Zurück zur Tagesordnung: EU-Strategie zur Biodiversität

ddw12-2020

Die europäische Weinbranche ist aktuell weiter mit der
Gestaltung von Maßnahmen zur Abfederung der Folgen
der Corona-Krise beschäftigt. Insbesondere unsere
südeuropäischen Nachbarn aus Italien, Spanien
und Frankreich bereiten eine Krisendestillation als
marktstabilisierende Maßnahme vor. In Brüssel dagegen scheint
die Politik wieder zur Normalität zurückkehren zu wollen. Im Rahmen
ihres sogenannten »European Green Deals« hat die EU-Kommission
eine Biodiversitätsstrategie und eine »Vom Hof auf den
Tisch«-Strategie veröffentlicht. Mit diesen zwei sehr ambitionierten
Mitteilungen möchte sie insbesondere die Landwirtschaft auf
Nachhaltigkeitsziele ausrichten.
Die EU-Kommission hat die Messlatte sehr hoch gelegt. Ziel ist es,
u. a. den Einsatz von chemischen Pestiziden bis 2030 um 50 Prozent
zu reduzieren und alternative Methoden zu fördern. Auch
der Einsatz von Düngemitteln soll bis 2030 um
mindestens 20 Prozent reduziert werden. Außerdem
soll der ökologische Landbau bis 2030
auf mindestens 25 Prozent der landwirtschaftlichen
Fläche ausgeweitet werden. Das sind
Forderungen, die in unserer Branche eine große
Diskussion auslösen werden, zumal die nationale
Umsetzung und die Finanzierung noch
vollkommen unklar sind. Beispielsweise müsste
das ehrgeizige Ziel von EU-weit 25 Prozent Ökolandwirtschaft unbedingt
mit einer gleichlaufenden Entwicklung des Absatzes für
Öko-Lebensmittel einhergehen. Betrachtet man die aktuelle Dauer
von Zulassungsverfahren von neu entwickelten Pflanzenschutzmitteln,
muss man doch große Zweifel an der Umsetzbarkeit bzw.
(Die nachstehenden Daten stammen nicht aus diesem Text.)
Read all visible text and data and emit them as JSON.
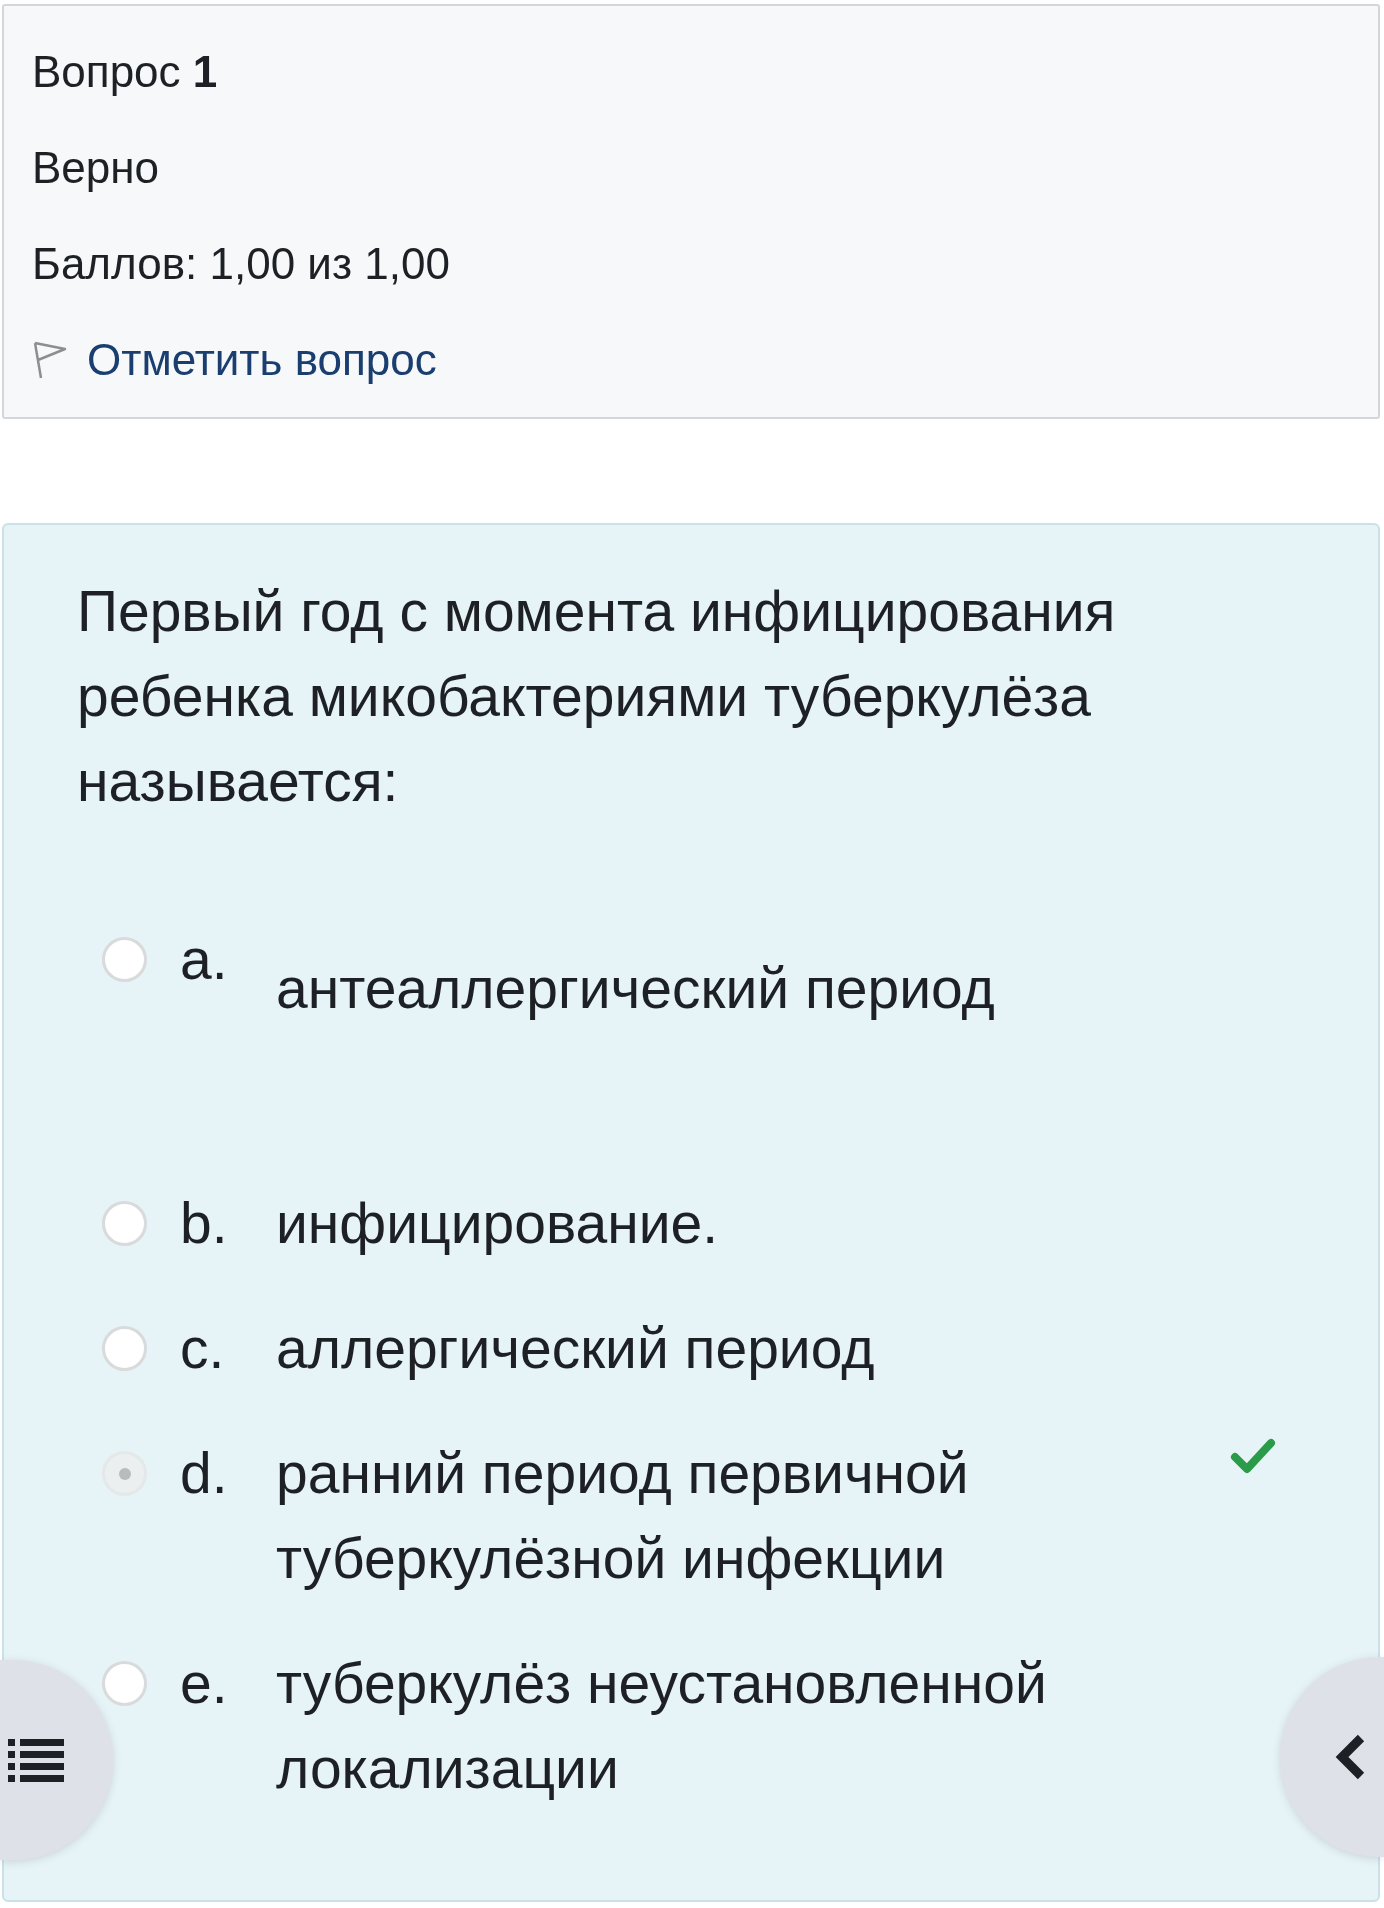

zumindest am vorgegebenen Zeitplan haben.
Es ist keine Frage, dass sich auch unsere Branche den gesellschaftlichen
Erwartungen stellen muss. Klar ist aber, dass die
Aufgaben im Umwelt- und Klimaschutz auf verschiedenen Schultern
verteilt und nicht nur auf die Landwirtschaft abgeladen werden
dürfen. Unstreitig ist wohl, dass zum Erhalt der Biodiversität
Schritte erforderlich sind. Der erste Schritt dabei ist immer
die Ursachenforschung. Insofern unterstützen wir nachdrücklich
Projekte, durch welche ein Monitoring ermöglicht wird, das den
Rückgang von Insektenpopulationen überwacht und analysiert.
Verschiedene Aspekte wie die fortschreitende Urbanisierung, die
damit einhergehende Lichtverschmutzung und der Flächenverbrauch
müssen dabei auch unbedingt miteinbezogen werden.
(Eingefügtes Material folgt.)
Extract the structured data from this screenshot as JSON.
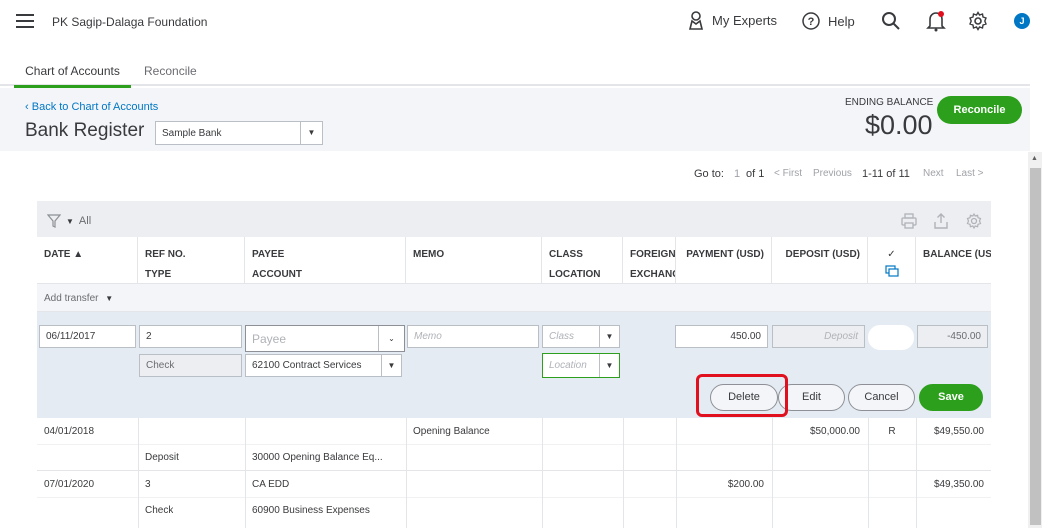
{
  "topbar": {
    "company": "PK Sagip-Dalaga Foundation",
    "my_experts": "My Experts",
    "help": "Help",
    "avatar_initial": "J"
  },
  "tabs": [
    {
      "label": "Chart of Accounts"
    },
    {
      "label": "Reconcile"
    }
  ],
  "header": {
    "back_link": "Back to Chart of Accounts",
    "title": "Bank Register",
    "account": "Sample Bank",
    "ending_balance_label": "ENDING BALANCE",
    "ending_balance_value": "$0.00",
    "reconcile_label": "Reconcile"
  },
  "pager": {
    "goto": "Go to:",
    "page": "1",
    "of": "of 1",
    "first": "< First",
    "previous": "Previous",
    "range": "1-11 of 11",
    "next": "Next",
    "last": "Last >"
  },
  "toolbar": {
    "filter_label": "All"
  },
  "columns": {
    "date": "DATE ▲",
    "ref_no": "REF NO.",
    "type": "TYPE",
    "payee": "PAYEE",
    "account": "ACCOUNT",
    "memo": "MEMO",
    "class": "CLASS",
    "location": "LOCATION",
    "foreign": "FOREIGN",
    "exchange": "EXCHANG",
    "payment": "PAYMENT (USD)",
    "deposit": "DEPOSIT (USD)",
    "check": "✓",
    "balance": "BALANCE (USD"
  },
  "add_transfer": "Add transfer",
  "edit_row": {
    "date": "06/11/2017",
    "ref_no": "2",
    "payee_placeholder": "Payee",
    "memo_placeholder": "Memo",
    "class_placeholder": "Class",
    "payment": "450.00",
    "deposit_placeholder": "Deposit",
    "balance": "-450.00",
    "type": "Check",
    "account": "62100 Contract Services",
    "location_placeholder": "Location",
    "buttons": {
      "delete": "Delete",
      "edit": "Edit",
      "cancel": "Cancel",
      "save": "Save"
    }
  },
  "rows": [
    {
      "date": "04/01/2018",
      "ref_no": "",
      "type": "Deposit",
      "payee": "",
      "account": "30000 Opening Balance Eq...",
      "memo": "Opening Balance",
      "payment": "",
      "deposit": "$50,000.00",
      "check": "R",
      "balance": "$49,550.00"
    },
    {
      "date": "07/01/2020",
      "ref_no": "3",
      "type": "Check",
      "payee": "CA EDD",
      "account": "60900 Business Expenses",
      "memo": "",
      "payment": "$200.00",
      "deposit": "",
      "check": "",
      "balance": "$49,350.00"
    }
  ],
  "colors": {
    "accent_green": "#2ca01c",
    "link_blue": "#0077c5",
    "highlight_red": "#e0101f"
  }
}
Im Rahmen der Diskussion um die Gemeinsame Agrarpolitik
nach 2020 (GAP) können nicht alle möglichen Forderungen an
uns herangetragen werden, die wir aus einem begrenzten, unter
Umständen auch noch gekürzten Agrarhaushalt, erfüllen müssen.
Eine Ausweitung von Umwelt- und Klimaschutz in der Landwirtschaft
wird mit den aktuellen Finanzierungsplänen nicht gelingen.
Falsch wäre jedoch, zu hoffen, dass durch eine »Komplett-Opposition
« unserer Branche mit der Agrarpolitik einfach weiter gemacht
wird wie bisher. Wie die jüngste Vergangenheit gezeigt hat,
kann das zu harten Brüchen führen. Bei den von der EU vorgelegten
Strategien handelt es sich nach Aussage des EU-Umweltkommissars
Sinkevičius um Diskussionsgrundlagen und nicht um
Gesetze. Ähnlich wie im Zusammenhang mit dem Insektenschutzprogramm
unserer Regierung müssen wir daher
in einen konstruktiven Dialog mit der Politik
treten, um Landnutzung und Naturschutz
zusammenzubringen, die sich keinesfalls unversöhnlich
gegenüberstehen. Bei der nationalen
Umsetzung wird es jedoch darum gehen,
die »Balance zu halten« und für unsere Branche
praxistaugliche und realistische
Kompromisse zu finden, mit
denen letztlich unsere Branche gestärkt wird.
Ich hoffe, dass unsere Regierung es während
ihrer Ratspräsidentschaft schafft, die
Ziele dieser neuen Strategien mit den Zielen
der Reform der Gemeinsamen Agrarpolitik
zu verbinden. An neuen Strategien mangelt
es der EU nicht. Aber sie müssen auch
zusammenpassen, umsetzbar und finanzierbar
sein.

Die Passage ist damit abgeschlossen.